In contrast, clone 2-5B showed a high absorbance in the screening step (0.930) by ELISA, however the clone did not show any fluorescence signals by IFA. This may be due to mutations in hybridoma cells or other factors such as changes in antibody conformation due to denaturation, post-translation modification, pH effect, temperature, salt concentration, and fixation processes in IFA procedures during the selection and characterisation steps [18]. Despite intensive cell maintenance and repeated clonal propagation, some cell lines still lose their ability to produce antibodies. It is common for 50-70% of the original cell culture to show positive results to be lost or damaged [19].

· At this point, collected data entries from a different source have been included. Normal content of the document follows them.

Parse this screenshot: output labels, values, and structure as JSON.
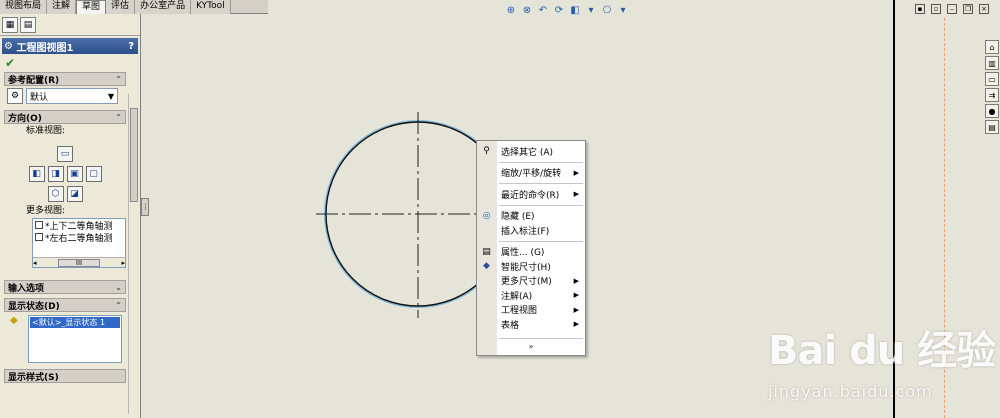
{
  "top_tabs": [
    "视图布局",
    "注解",
    "草图",
    "评估",
    "办公室产品",
    "KYTool"
  ],
  "active_tab_index": 2,
  "left_panel": {
    "title": "工程图视图1",
    "help": "?",
    "sections": {
      "reference_config": {
        "header": "参考配置(R)",
        "value": "默认"
      },
      "orientation": {
        "header": "方向(O)",
        "standard_views_label": "标准视图:",
        "more_views_label": "更多视图:",
        "more_views": [
          "*上下二等角轴测",
          "*左右二等角轴测"
        ],
        "scroll_thumb": "III"
      },
      "import_options": {
        "header": "输入选项"
      },
      "display_state": {
        "header": "显示状态(D)",
        "items": [
          "<默认>_显示状态 1"
        ]
      },
      "display_style": {
        "header": "显示样式(S)"
      }
    }
  },
  "context_menu": {
    "groups": [
      [
        {
          "label": "选择其它 (A)",
          "icon": "select-other-icon",
          "submenu": false
        }
      ],
      [
        {
          "label": "缩放/平移/旋转",
          "submenu": true
        },
        {
          "label": "最近的命令(R)",
          "submenu": true
        }
      ],
      [
        {
          "label": "隐藏 (E)",
          "icon": "hide-icon",
          "submenu": false
        },
        {
          "label": "插入标注(F)",
          "submenu": false
        }
      ],
      [
        {
          "label": "属性... (G)",
          "icon": "properties-icon",
          "submenu": false
        },
        {
          "label": "智能尺寸(H)",
          "icon": "smart-dimension-icon",
          "submenu": false
        },
        {
          "label": "更多尺寸(M)",
          "submenu": true
        },
        {
          "label": "注解(A)",
          "submenu": true
        },
        {
          "label": "工程视图",
          "submenu": true
        },
        {
          "label": "表格",
          "submenu": true
        }
      ]
    ],
    "expand": "»"
  },
  "watermark": {
    "brand": "Bai du 经验",
    "url": "jingyan.baidu.com"
  },
  "colors": {
    "panel": "#ece9d8",
    "canvas": "#e4e4d8",
    "title": "#2a4f8a",
    "selection": "#3169c6",
    "circle_highlight": "#7fb6d9"
  }
}
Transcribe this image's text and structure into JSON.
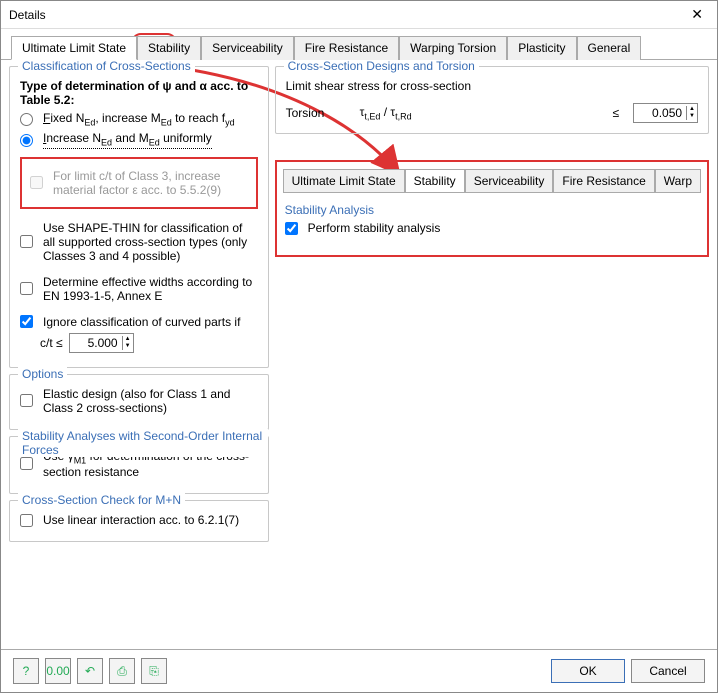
{
  "window": {
    "title": "Details"
  },
  "tabs": {
    "items": [
      {
        "label": "Ultimate Limit State"
      },
      {
        "label": "Stability"
      },
      {
        "label": "Serviceability"
      },
      {
        "label": "Fire Resistance"
      },
      {
        "label": "Warping Torsion"
      },
      {
        "label": "Plasticity"
      },
      {
        "label": "General"
      }
    ],
    "active": 0
  },
  "left": {
    "classification": {
      "title": "Classification of Cross-Sections",
      "type_label": "Type of determination of ψ and α acc. to Table 5.2:",
      "radio_fixed_pre": "F",
      "radio_fixed_rest": "ixed N",
      "radio_fixed_tail": ", increase M",
      "radio_fixed_tail2": " to reach f",
      "sub_ed": "Ed",
      "sub_yd": "yd",
      "radio_increase_pre": "I",
      "radio_increase_rest": "ncrease N",
      "radio_increase_mid": " and M",
      "radio_increase_tail": " uniformly",
      "limit_ct": "For limit c/t of Class 3, increase material factor ε acc. to 5.5.2(9)",
      "shape_thin": "Use SHAPE-THIN for classification of all supported cross-section types (only Classes 3 and 4 possible)",
      "eff_widths": "Determine effective widths according to EN 1993-1-5, Annex E",
      "ignore_curved": "Ignore classification of curved parts if",
      "ct_label": "c/t ≤",
      "ct_value": "5.000"
    },
    "options": {
      "title": "Options",
      "elastic": "Elastic design (also for Class 1 and Class 2 cross-sections)"
    },
    "stability2": {
      "title": "Stability Analyses with Second-Order Internal Forces",
      "gamma_pre": "Use γ",
      "gamma_sub": "M1",
      "gamma_tail": " for determination of the cross-section resistance"
    },
    "mn": {
      "title": "Cross-Section Check for M+N",
      "linear": "Use linear interaction acc. to 6.2.1(7)"
    }
  },
  "right": {
    "cs_designs": {
      "title": "Cross-Section Designs and Torsion",
      "shear_label": "Limit shear stress for cross-section",
      "torsion_label": "Torsion",
      "formula_pre": "τ",
      "formula_sub1": "t,Ed",
      "formula_mid": " / τ",
      "formula_sub2": "t,Rd",
      "leq": "≤",
      "torsion_value": "0.050"
    },
    "inner_tabs": {
      "items": [
        {
          "label": "Ultimate Limit State"
        },
        {
          "label": "Stability"
        },
        {
          "label": "Serviceability"
        },
        {
          "label": "Fire Resistance"
        },
        {
          "label": "Warp"
        }
      ],
      "active": 1
    },
    "stability": {
      "title": "Stability Analysis",
      "perform": "Perform stability analysis"
    }
  },
  "footer": {
    "ok": "OK",
    "cancel": "Cancel",
    "icons": [
      "?",
      "0.00",
      "↶",
      "⎙",
      "⎘"
    ]
  }
}
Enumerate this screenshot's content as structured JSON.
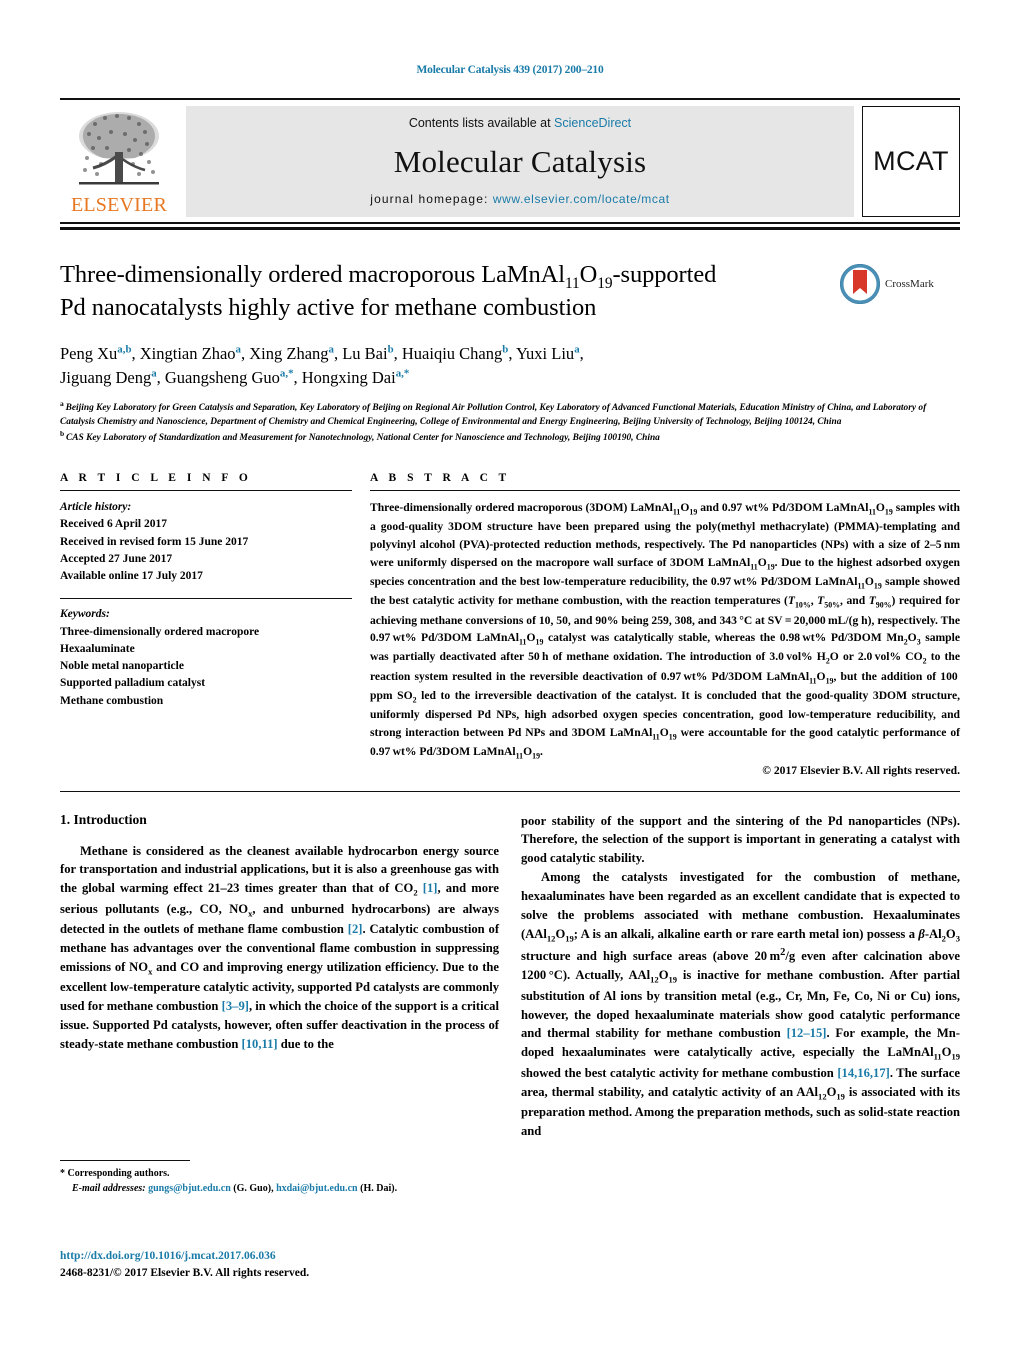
{
  "running_head": "Molecular Catalysis 439 (2017) 200–210",
  "masthead": {
    "publisher_name": "ELSEVIER",
    "contents_prefix": "Contents lists available at ",
    "contents_link": "ScienceDirect",
    "journal_title": "Molecular Catalysis",
    "homepage_prefix": "journal homepage: ",
    "homepage_url": "www.elsevier.com/locate/mcat",
    "journal_badge": "MCAT"
  },
  "crossmark": {
    "label": "CrossMark"
  },
  "title": {
    "line1_a": "Three-dimensionally ordered macroporous LaMnAl",
    "line1_sub1": "11",
    "line1_b": "O",
    "line1_sub2": "19",
    "line1_c": "-supported",
    "line2": "Pd nanocatalysts highly active for methane combustion"
  },
  "authors": [
    {
      "name": "Peng Xu",
      "sup": "a,b",
      "sep": ", "
    },
    {
      "name": "Xingtian Zhao",
      "sup": "a",
      "sep": ", "
    },
    {
      "name": "Xing Zhang",
      "sup": "a",
      "sep": ", "
    },
    {
      "name": "Lu Bai",
      "sup": "b",
      "sep": ", "
    },
    {
      "name": "Huaiqiu Chang",
      "sup": "b",
      "sep": ", "
    },
    {
      "name": "Yuxi Liu",
      "sup": "a",
      "sep": ","
    },
    {
      "name": "Jiguang Deng",
      "sup": "a",
      "sep": ", "
    },
    {
      "name": "Guangsheng Guo",
      "sup": "a,*",
      "sep": ", "
    },
    {
      "name": "Hongxing Dai",
      "sup": "a,*",
      "sep": ""
    }
  ],
  "affiliations": [
    {
      "marker": "a",
      "text": "Beijing Key Laboratory for Green Catalysis and Separation, Key Laboratory of Beijing on Regional Air Pollution Control, Key Laboratory of Advanced Functional Materials, Education Ministry of China, and Laboratory of Catalysis Chemistry and Nanoscience, Department of Chemistry and Chemical Engineering, College of Environmental and Energy Engineering, Beijing University of Technology, Beijing 100124, China"
    },
    {
      "marker": "b",
      "text": "CAS Key Laboratory of Standardization and Measurement for Nanotechnology, National Center for Nanoscience and Technology, Beijing 100190, China"
    }
  ],
  "article_info": {
    "heading": "A R T I C L E   I N F O",
    "history_label": "Article history:",
    "history": [
      "Received 6 April 2017",
      "Received in revised form 15 June 2017",
      "Accepted 27 June 2017",
      "Available online 17 July 2017"
    ],
    "keywords_label": "Keywords:",
    "keywords": [
      "Three-dimensionally ordered macropore",
      "Hexaaluminate",
      "Noble metal nanoparticle",
      "Supported palladium catalyst",
      "Methane combustion"
    ]
  },
  "abstract": {
    "heading": "A B S T R A C T",
    "copyright": "© 2017 Elsevier B.V. All rights reserved."
  },
  "introduction": {
    "number_title": "1.  Introduction"
  },
  "footnote": {
    "star_line": "*  Corresponding authors.",
    "email_label": "E-mail addresses:",
    "email1": "gungs@bjut.edu.cn",
    "email1_name": "(G. Guo)",
    "email2": "hxdai@bjut.edu.cn",
    "email2_name": "(H. Dai)."
  },
  "doi": {
    "url": "http://dx.doi.org/10.1016/j.mcat.2017.06.036",
    "issn": "2468-8231/© 2017 Elsevier B.V. All rights reserved."
  },
  "colors": {
    "link": "#1a7ba8",
    "elsevier_orange": "#E87722",
    "masthead_bg": "#e6e6e6"
  }
}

We selected three clones (4-2D, 4-4F and 2-7A and carried-out further analysis to determine the ability of the monoclonal antibody to detect NS1 antigen from DENV3 and other DENV serotypes. Cross-reactivity analysis was carried-out using Vero cells, which infected with all four DENV serotypes. The antibodies were reacted to all serotypes of infected cells by western blot analysis [Table/Fig-4]. The result from western blot analysis showed the appearance of specific band corresponds to predicted NS1 antigen at 42-55 kDa from the lysate of all DENV infected cells. The cross-reactivity of the monoclonal antibody to detect endogenous NS1 antigen of four DENV serotypes probably due to the high homology level at amino acid sequences level among all serotypes is around 70%. A previous report shows that induced B-cells from the immunized mice with mammalian expressing NS1 antigen of one stereotype could produce humoral immune response that specific serotypes and also cross-reacted to other serotypes [20]. Furthermore, we performed competitive ELISA to evaluate the binding affinity of monoclonal antibody against the NS1 antigen. One clone, 4-4F, showed a low Kd value around 1.25±0.47 nM [Table/Fig-5]. This result probably indicated that the clone has a strong affinity against NS1 antigen and could be promising to be used in diagnosis application.
Limitation
The information about the properties and characterisation of 4-4F antibody still is limited due to the stability of 4-4F clones during the maintenance and upscale production. Further studies are required, such as epitopes mapping and also pairing assay, in an attempt to develop sensitive diagnostic test using the lateral flow immunochromatography platform.
Conclusion
Monoclonal antibodies which obtained in this study could recognise the NS1 recombinant protein and also native NS1 antigen from all DENV serotypes. The low Kd value of clone 4-4F (1.25±0.47 nM) could be an indicator that monoclonal antibody has a strong binding affinity to NS1 antigen. These findings make our antibodies as a potential biological material that could be used in the development of a dengue detection system.